Publicado 03/09/2026 16:17

Ben Gvir apresenta um plano para deslocar 1,86 milhão de palestinos de Gaza em sete anos

Archivo - Arquivo - 14 de maio de 2026, Jerusalém, Israel: O ministro da Segurança Nacional de Israel, Itamar Ben Gvir, acena para seus apoiadores em frente ao Portão de Damasco, em Jerusalém. Nacionalistas israelenses, muitos deles adolescentes e jovens
Europa Press/Contacto/Eyal Warshavsky - Arquivo

MADRID 3 set. (EUROPA PRESS) -

O ministro da Segurança Nacional de Israel, o ultradireitista Itamar Ben Gvir, apresentou nesta quinta-feira um plano para deslocar 1,86 milhão de palestinos da Faixa de Gaza em sete anos, como parte da campanha eleitoral de seu partido, o Otzma Yehudit.

O plano — chamado “Desconexão 710”, em alusão tanto à retirada de Israel de Gaza em 2005 quanto aos ataques das milícias palestinas de 7 de outubro de 2023 — prevê incentivar a “migração voluntária” de 1,86 milhão de habitantes de Gaza em sete anos.

Ben Gvir afirma que não se trata de uma “expulsão forçada” da população, mas de uma estratégia para oferecer aos residentes do enclave palestino a opção de migrar para países de acolhimento com status legal, apoio econômico e planos de integração.

Para isso, propõe a criação de um ministério dedicado exclusivamente ao que ele qualificou como uma “emigração voluntária”, que teria seu próprio ministro, orçamento e capacidade operacional para coordenar acordos com os países de destino.

O documento propõe a saída “voluntária” de 250 mil habitantes de Gaza no primeiro ano, 1,11 milhão no terceiro ano, chegando a 1,86 milhão de pessoas em um período de sete anos. A saída seria realizada com base em motivos de reunificação familiar, emprego, educação ou questões médicas e humanitárias.

O plano exigiria, além disso, um investimento inicial de 10 bilhões de novos séqueles (cerca de três milhões de euros), seguido por até 50 bilhões de novos séqueles em fundos de contrapartida, vinculados à participação internacional, e pagamentos aos países de acolhimento com base no número de habitantes de Gaza que receberem.

“Durante anos, disse-se aos israelenses que não há solução, que não há opção e que é preciso aprender a conviver com a ameaça. Recuso-me a aceitar isso. O papel dos líderes não é explicar à sociedade por que isso não é possível; seu papel é definir uma meta, criar capacidades e mudar a realidade”, defendeu o ministro.

A proposta prevê medidas de integração para os requerentes, com cobertura de moradia, sistemas de saúde, educação ou emprego durante os dois primeiros anos. Além disso, propõe priorizar a saída de famílias e a criação de um defensor independente para garantir a voluntariedade do processo, bem como relatórios mensais e auditorias externas.

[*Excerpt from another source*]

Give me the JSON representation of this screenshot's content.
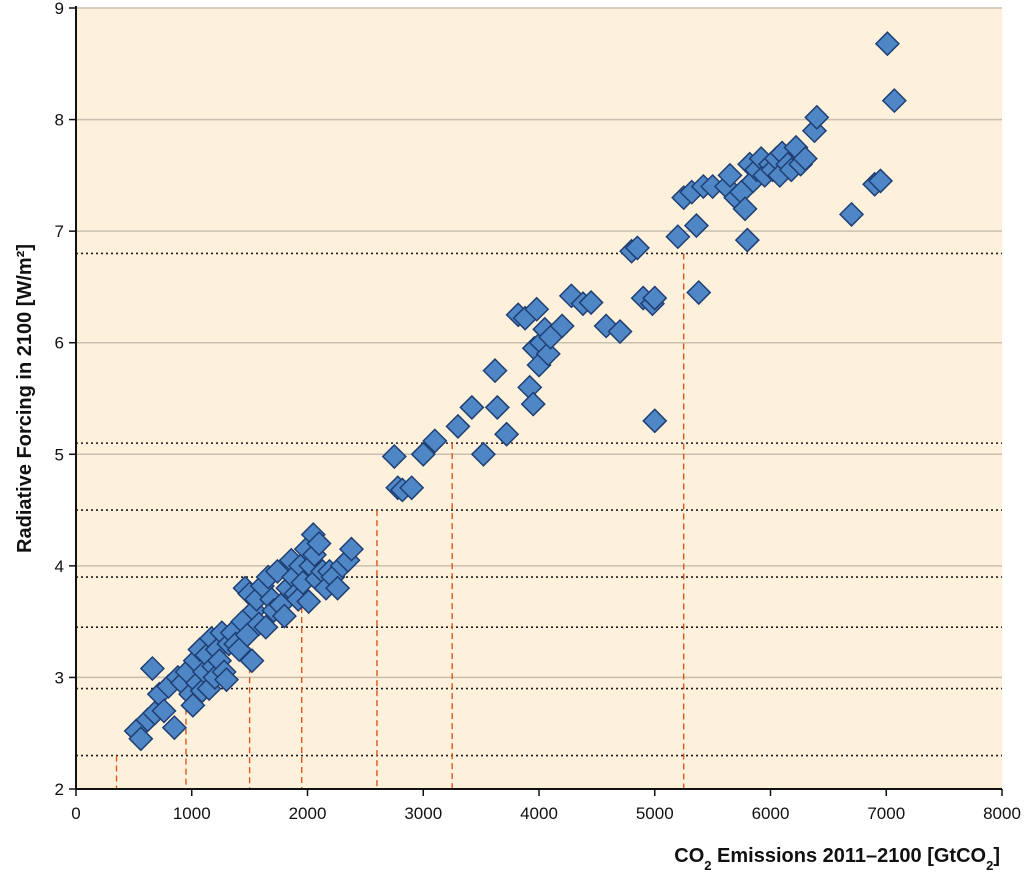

Ben Gvir defendeu que a iniciativa “permitirá que os cidadãos de Gaza levem uma vida longe das organizações terroristas, que afetam seriamente sua qualidade de vida”. “Chegou a hora de parar de apenas administrar o problema. Chegou a hora de resolvê-lo”, afirmou.

“O sucesso do plano não será medido pelo número de aviões que decolarem, mas pelo número de pessoas que terão uma oportunidade real de uma nova vida em outro lugar e pelo número de crianças israelenses que poderão crescer sem a ameaça constante de massacres, foguetes e terrorismo”, argumentou.